The public schools were once the key to California’s ascendance. Universal education turned out well-prepared citizens who were responsible for California’s rosy future — one based on an excellent tripartite higher education system of junior colleges, state colleges, and universities; sophisticated dams and irrigation systems; and a network of modern freeways and roads.

I think it is a fair assessment to say that all of the above is long past. Since about 1992, on the National Assessment of Educational Progress (NAEP) testing, California ranks between 41 and 48 in math and science, depending on the year and the particular grade that is assessed. About half of the incoming freshmen at the California State University system — the largest public university in the world — are not qualified to take college courses, and must first complete “remediation” to attain a level of competence that was assumed forty years ago in the senior year of high school. The students I taught at CSU Fresno were far better prepared in 1984 than those in 2004 are; the more money, administrators, “learning centers,” and counselors, the worse became the class work.

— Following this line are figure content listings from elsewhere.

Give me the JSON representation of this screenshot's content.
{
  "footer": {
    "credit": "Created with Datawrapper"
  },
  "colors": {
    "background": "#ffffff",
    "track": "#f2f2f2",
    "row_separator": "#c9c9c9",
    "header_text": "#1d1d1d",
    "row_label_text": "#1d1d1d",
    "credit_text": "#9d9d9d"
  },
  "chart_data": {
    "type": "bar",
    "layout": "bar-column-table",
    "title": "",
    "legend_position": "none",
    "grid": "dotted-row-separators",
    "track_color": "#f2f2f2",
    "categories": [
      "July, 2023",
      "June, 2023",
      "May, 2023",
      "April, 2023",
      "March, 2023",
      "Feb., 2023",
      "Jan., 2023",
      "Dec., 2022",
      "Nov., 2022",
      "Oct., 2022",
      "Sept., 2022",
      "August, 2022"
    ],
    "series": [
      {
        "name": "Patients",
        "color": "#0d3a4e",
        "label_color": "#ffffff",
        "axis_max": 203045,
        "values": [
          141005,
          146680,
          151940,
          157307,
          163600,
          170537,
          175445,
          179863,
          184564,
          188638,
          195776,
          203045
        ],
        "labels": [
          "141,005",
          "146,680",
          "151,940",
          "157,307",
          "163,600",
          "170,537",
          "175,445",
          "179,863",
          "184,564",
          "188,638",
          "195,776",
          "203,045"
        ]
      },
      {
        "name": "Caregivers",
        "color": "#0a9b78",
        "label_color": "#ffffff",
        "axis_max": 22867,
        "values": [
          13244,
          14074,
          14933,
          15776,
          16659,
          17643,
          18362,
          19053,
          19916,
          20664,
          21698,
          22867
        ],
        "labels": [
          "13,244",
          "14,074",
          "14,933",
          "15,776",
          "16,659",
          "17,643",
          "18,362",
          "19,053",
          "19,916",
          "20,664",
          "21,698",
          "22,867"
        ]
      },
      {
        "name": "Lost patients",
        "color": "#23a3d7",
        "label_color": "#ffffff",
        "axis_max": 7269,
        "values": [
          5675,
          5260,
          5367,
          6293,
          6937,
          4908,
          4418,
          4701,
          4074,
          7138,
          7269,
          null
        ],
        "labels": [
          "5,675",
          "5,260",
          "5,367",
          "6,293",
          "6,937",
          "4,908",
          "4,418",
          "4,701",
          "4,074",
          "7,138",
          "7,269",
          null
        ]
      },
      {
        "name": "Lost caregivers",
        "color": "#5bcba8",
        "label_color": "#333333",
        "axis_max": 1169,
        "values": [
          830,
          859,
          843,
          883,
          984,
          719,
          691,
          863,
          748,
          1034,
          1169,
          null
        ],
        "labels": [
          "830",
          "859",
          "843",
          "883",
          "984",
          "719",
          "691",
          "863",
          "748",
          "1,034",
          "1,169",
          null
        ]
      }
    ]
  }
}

What makes The Road Warrior so chilling a metaphor is the combination of the premodern and postmodern. While utter chaos reigns in rural California, utter absurdity reigns inside the barricades, so to speak, on the coast. So, for example, San Franciscans will vote on whether to blow up the brilliantly engineered Hetch Hetchy water project (I bet they won’t vote yes), more or less the sole source of water for the San Francisco Bay Area. The National Park Service debates blowing up historic stone bridges over the Merced River in Yosemite Valley — as hyper-environmentalists assume that they have so much readily available power and water from prior generations at their fingertips that they have the luxury of dreaming of returning to a preindustrial California. Of course, they have no clue that their romance is already reified outside Madera, Fresno, or Bakersfield.

Hanson writes long articles. I’ve only quoted a small portion of his entire column. I urge you to follow the link and read all of it.  It could be prophetic, a cautionary tale coming to us if we are complacent. Now is the time to change our political climate. With that change in hand, we can attempt to reverse the social rot created by democrats and liberals. I know many who are taking Hanson’s warning to heart and, as individuals, are preparing as is Hanson.

Preparing as individuals does not change the future. We must work together, with a clear goal in mind, or as Franklin once said, “We will all hang together.”